La Socatraf, qui travaille
en partenariat avec l’Agence congolaise de transport (A.c.t.) de Brazzaville et
l’office national de transport (Onatra) de Kinshasa, et dont les enjeux dans ce
secteur d’activités s’agglutinent exclusivement sur cet axe, aurait tout
intérêt à maximiser la rentabilité de ce tronçon. Il s’avère en réalité qu’elle
ne l’exploite que très peu, à cause, sans doute, des restrictions saisonnières
(8 mois de navigation par an : mai-décembre
ou
juin-janvier, en saison favorable), de l’irrégularité de l’entretien de la voie
navigable, du nombre insuffisant des bateaux en activité (9 pousseurs en 2005,
tous de petite taille), de l’absence des bateaux courriers réguliers assurant
la circulation de toutes sortes de marchandises et des personnes, ainsi que des
troubles militaro-politiques de dernières années dans les deux Congo. A cela,
s’ajoute l’étroitesse de la Socatraf (en ruines),
victime des ravages liés aux nombreuses mutineries dans la capitale et des
actes de vandalisme et de pillages successifs des dépôts, des entreprises et
industries (principaux clients de Socatraf) situés naguère le long du fleuve,
du confluent de Mpoko à Bimbo (en aval), en passant par Kolongo, au quartier
Pétévo jusqu’au commissariat du port en amont de Bangui.
Devant
cette mise à sac systématique des structures économiques de base en général et
portuaires en particulier, et au regard aux capacités de la Socatraf dès lors très
amenuisées, l’axe routier Bangui-Douala (Limbé) est devenu, sans équivoque, un
axe quasi-exclusif pour l’accès de la
RCA à la mer, en dépit des multiples restrictions et
tracasseries ci-dessus évoquées.
Mais,
il ne faudrait pas perdre de vue que l’option destinée à rendre économiquement
rentable la navigation fluviale, option hautement stratégique pour le devenir
glorieux de la RCA,
se trouverait tout de suite pondérée sinon, phagocytée par la main basse de la France sur la Socatraf au-delà de sa
tactique cynique de contenir ce pays dans ses strictes limites d’enclavement
dans ses terres fermes, en étouffant dans l’œuf, entre autres, depuis l’époque
de Bokassa et même bien avant, toutes velléités de coopération technique
fructueuse entre la RDCongo
et la RCA. Reposant
sur une rivalité absurde, liée à un certain héritage politique colonial belge
et français, la France
agite sans cesse un épouvantail aux yeux des Centrafricains, en proclamant
l’insécurité totale sur le territoire du Congo Démocratique en face de Bangui,
présentant la RDC
comme une terre inconnue, dangereuse et infréquentable. Du coup, la Centrafrique tombe
dans le piège de la méfiance tendu par la France, notamment aux moments les plus propices
de coopération avec un pays voisin et frère plus peuplé, dynamique (et semi
enclavé), en se privant ainsi d’un flux d’énergies utiles à son développement.
Décidément,
on se retrouve ici devant les manœuvres dilatoires liées à la stratégie traditionnelle de la France, qui s’obstine à
veiller sur chaque périmètre de son ex-empire colonial en Afrique centrale et à
maintenir son influence historique sur cet espace crucial, désormais
néo-colonialisé et mondialisé au sein duquel la RCA est réduite au rôle de réservoir (mieux de
réserve) des matières premières et des pierres précieuses[8].
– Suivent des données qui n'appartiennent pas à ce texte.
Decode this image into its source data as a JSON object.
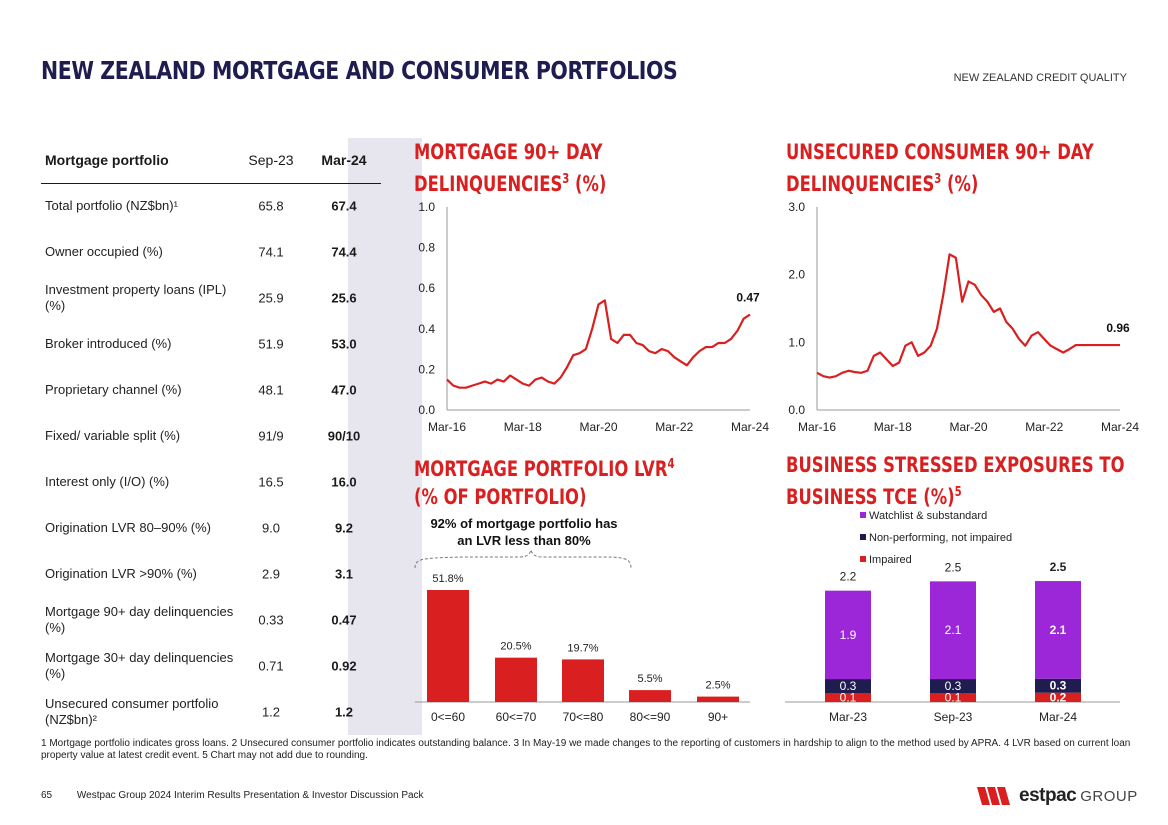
{
  "header": {
    "title": "NEW ZEALAND MORTGAGE AND CONSUMER PORTFOLIOS",
    "section": "NEW ZEALAND CREDIT QUALITY"
  },
  "mortgage_table": {
    "columns": [
      "Mortgage portfolio",
      "Sep-23",
      "Mar-24"
    ],
    "rows": [
      {
        "label": "Total portfolio (NZ$bn)¹",
        "sep23": "65.8",
        "mar24": "67.4"
      },
      {
        "label": "Owner occupied (%)",
        "sep23": "74.1",
        "mar24": "74.4"
      },
      {
        "label": "Investment property loans (IPL) (%)",
        "sep23": "25.9",
        "mar24": "25.6"
      },
      {
        "label": "Broker introduced (%)",
        "sep23": "51.9",
        "mar24": "53.0"
      },
      {
        "label": "Proprietary channel (%)",
        "sep23": "48.1",
        "mar24": "47.0"
      },
      {
        "label": "Fixed/ variable split (%)",
        "sep23": "91/9",
        "mar24": "90/10"
      },
      {
        "label": "Interest only (I/O) (%)",
        "sep23": "16.5",
        "mar24": "16.0"
      },
      {
        "label": "Origination LVR 80–90% (%)",
        "sep23": "9.0",
        "mar24": "9.2"
      },
      {
        "label": "Origination LVR >90% (%)",
        "sep23": "2.9",
        "mar24": "3.1"
      },
      {
        "label": "Mortgage 90+ day delinquencies (%)",
        "sep23": "0.33",
        "mar24": "0.47"
      },
      {
        "label": "Mortgage 30+ day delinquencies (%)",
        "sep23": "0.71",
        "mar24": "0.92"
      },
      {
        "label": "Unsecured consumer portfolio (NZ$bn)²",
        "sep23": "1.2",
        "mar24": "1.2"
      }
    ]
  },
  "chart_titles": {
    "mortgage90": [
      "MORTGAGE 90+ DAY",
      "DELINQUENCIES",
      "3",
      " (%)"
    ],
    "unsecured90": [
      "UNSECURED CONSUMER 90+ DAY",
      "DELINQUENCIES",
      "3",
      " (%)"
    ],
    "lvr": [
      "MORTGAGE PORTFOLIO LVR",
      "4",
      "(% OF PORTFOLIO)"
    ],
    "stressed": [
      "BUSINESS STRESSED EXPOSURES TO",
      "BUSINESS TCE (%)",
      "5"
    ]
  },
  "colors": {
    "red": "#d91f1f",
    "purple": "#9b27d9",
    "navy": "#1f1c4f",
    "title": "#1f1c4f"
  },
  "chart_data": [
    {
      "type": "line",
      "id": "mortgage90",
      "x_ticks": [
        "Mar-16",
        "Mar-18",
        "Mar-20",
        "Mar-22",
        "Mar-24"
      ],
      "x_range": [
        "2016-03",
        "2024-03"
      ],
      "ylim": [
        0,
        1.0
      ],
      "y_ticks": [
        "0.0",
        "0.2",
        "0.4",
        "0.6",
        "0.8",
        "1.0"
      ],
      "end_label": "0.47",
      "series": [
        {
          "x": [
            0,
            2,
            4,
            6,
            8,
            10,
            12,
            14,
            16,
            18,
            20,
            22,
            24,
            26,
            28,
            30,
            32,
            34,
            36,
            38,
            40,
            42,
            44,
            46,
            48,
            50,
            52,
            54,
            56,
            58,
            60,
            62,
            64,
            66,
            68,
            70,
            72,
            74,
            76,
            78,
            80,
            82,
            84,
            86,
            88,
            90,
            92,
            94,
            96
          ],
          "values": [
            0.15,
            0.12,
            0.11,
            0.11,
            0.12,
            0.13,
            0.14,
            0.13,
            0.15,
            0.14,
            0.17,
            0.15,
            0.13,
            0.12,
            0.15,
            0.16,
            0.14,
            0.13,
            0.16,
            0.21,
            0.27,
            0.28,
            0.3,
            0.4,
            0.52,
            0.54,
            0.35,
            0.33,
            0.37,
            0.37,
            0.33,
            0.32,
            0.29,
            0.28,
            0.3,
            0.29,
            0.26,
            0.24,
            0.22,
            0.26,
            0.29,
            0.31,
            0.31,
            0.33,
            0.33,
            0.35,
            0.39,
            0.45,
            0.47
          ]
        }
      ]
    },
    {
      "type": "line",
      "id": "unsecured90",
      "x_ticks": [
        "Mar-16",
        "Mar-18",
        "Mar-20",
        "Mar-22",
        "Mar-24"
      ],
      "x_range": [
        "2016-03",
        "2024-03"
      ],
      "ylim": [
        0,
        3.0
      ],
      "y_ticks": [
        "0.0",
        "1.0",
        "2.0",
        "3.0"
      ],
      "end_label": "0.96",
      "series": [
        {
          "x": [
            0,
            2,
            4,
            6,
            8,
            10,
            12,
            14,
            16,
            18,
            20,
            22,
            24,
            26,
            28,
            30,
            32,
            34,
            36,
            38,
            40,
            42,
            44,
            46,
            48,
            50,
            52,
            54,
            56,
            58,
            60,
            62,
            64,
            66,
            68,
            70,
            72,
            74,
            76,
            78,
            80,
            82,
            84,
            86,
            88,
            90,
            92,
            94,
            96
          ],
          "values": [
            0.55,
            0.5,
            0.48,
            0.5,
            0.55,
            0.58,
            0.56,
            0.55,
            0.58,
            0.8,
            0.85,
            0.75,
            0.65,
            0.7,
            0.95,
            1.0,
            0.8,
            0.85,
            0.95,
            1.2,
            1.7,
            2.3,
            2.25,
            1.6,
            1.9,
            1.85,
            1.7,
            1.6,
            1.45,
            1.5,
            1.3,
            1.2,
            1.05,
            0.95,
            1.1,
            1.15,
            1.05,
            0.95,
            0.9,
            0.85,
            0.9,
            0.96,
            0.96,
            0.96,
            0.96,
            0.96,
            0.96,
            0.96,
            0.96
          ]
        }
      ]
    },
    {
      "type": "bar",
      "id": "lvr",
      "annotation": "92% of mortgage portfolio has an LVR less than 80%",
      "categories": [
        "0<=60",
        "60<=70",
        "70<=80",
        "80<=90",
        "90+"
      ],
      "values": [
        51.8,
        20.5,
        19.7,
        5.5,
        2.5
      ],
      "labels": [
        "51.8%",
        "20.5%",
        "19.7%",
        "5.5%",
        "2.5%"
      ],
      "ylim": [
        0,
        60
      ]
    },
    {
      "type": "bar",
      "id": "stressed",
      "stacked": true,
      "categories": [
        "Mar-23",
        "Sep-23",
        "Mar-24"
      ],
      "totals": [
        "2.2",
        "2.5",
        "2.5"
      ],
      "series": [
        {
          "name": "Impaired",
          "values": [
            0.1,
            0.1,
            0.2
          ],
          "labels": [
            "0.1",
            "0.1",
            "0.2"
          ],
          "color": "#d91f1f"
        },
        {
          "name": "Non-performing, not impaired",
          "values": [
            0.3,
            0.3,
            0.3
          ],
          "labels": [
            "0.3",
            "0.3",
            "0.3"
          ],
          "color": "#1f1c4f"
        },
        {
          "name": "Watchlist & substandard",
          "values": [
            1.9,
            2.1,
            2.1
          ],
          "labels": [
            "1.9",
            "2.1",
            "2.1"
          ],
          "color": "#9b27d9"
        }
      ],
      "legend": "top-left",
      "ylim": [
        0,
        3.0
      ]
    }
  ],
  "footnote": "1 Mortgage portfolio indicates gross loans. 2 Unsecured consumer portfolio indicates outstanding balance. 3 In May-19 we made changes to the reporting of customers in hardship to align to the method used by APRA. 4 LVR based on current loan property value at latest credit event. 5 Chart may not add due to rounding.",
  "footer": {
    "page": "65",
    "text": "Westpac Group 2024 Interim Results Presentation & Investor Discussion Pack",
    "logo_word": "estpac",
    "logo_group": "GROUP"
  }
}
D’où, il faut imposer en Centrafrique, une forme de mentalité perverse
réfractaire à l’ardeur au travail, génératrice de progrès, en favorisant
la quête des intérêts immédiats, propices à un aveuglement sans lendemain, au
détriment des intérêts stratégiques à long terme, pouvant stimuler les
ambitions d’ouverture à la mer pour s’adresser au monde.
La
nécessité de juguler le syndrome de l’enclavement comme déficit d’accès à la
mer
A
la lumière de ce qui précède, il sied de noter que le problème d’enclavement de
la RCA (dans son
acception géographique comme absence d’accès du territoire national à la mer)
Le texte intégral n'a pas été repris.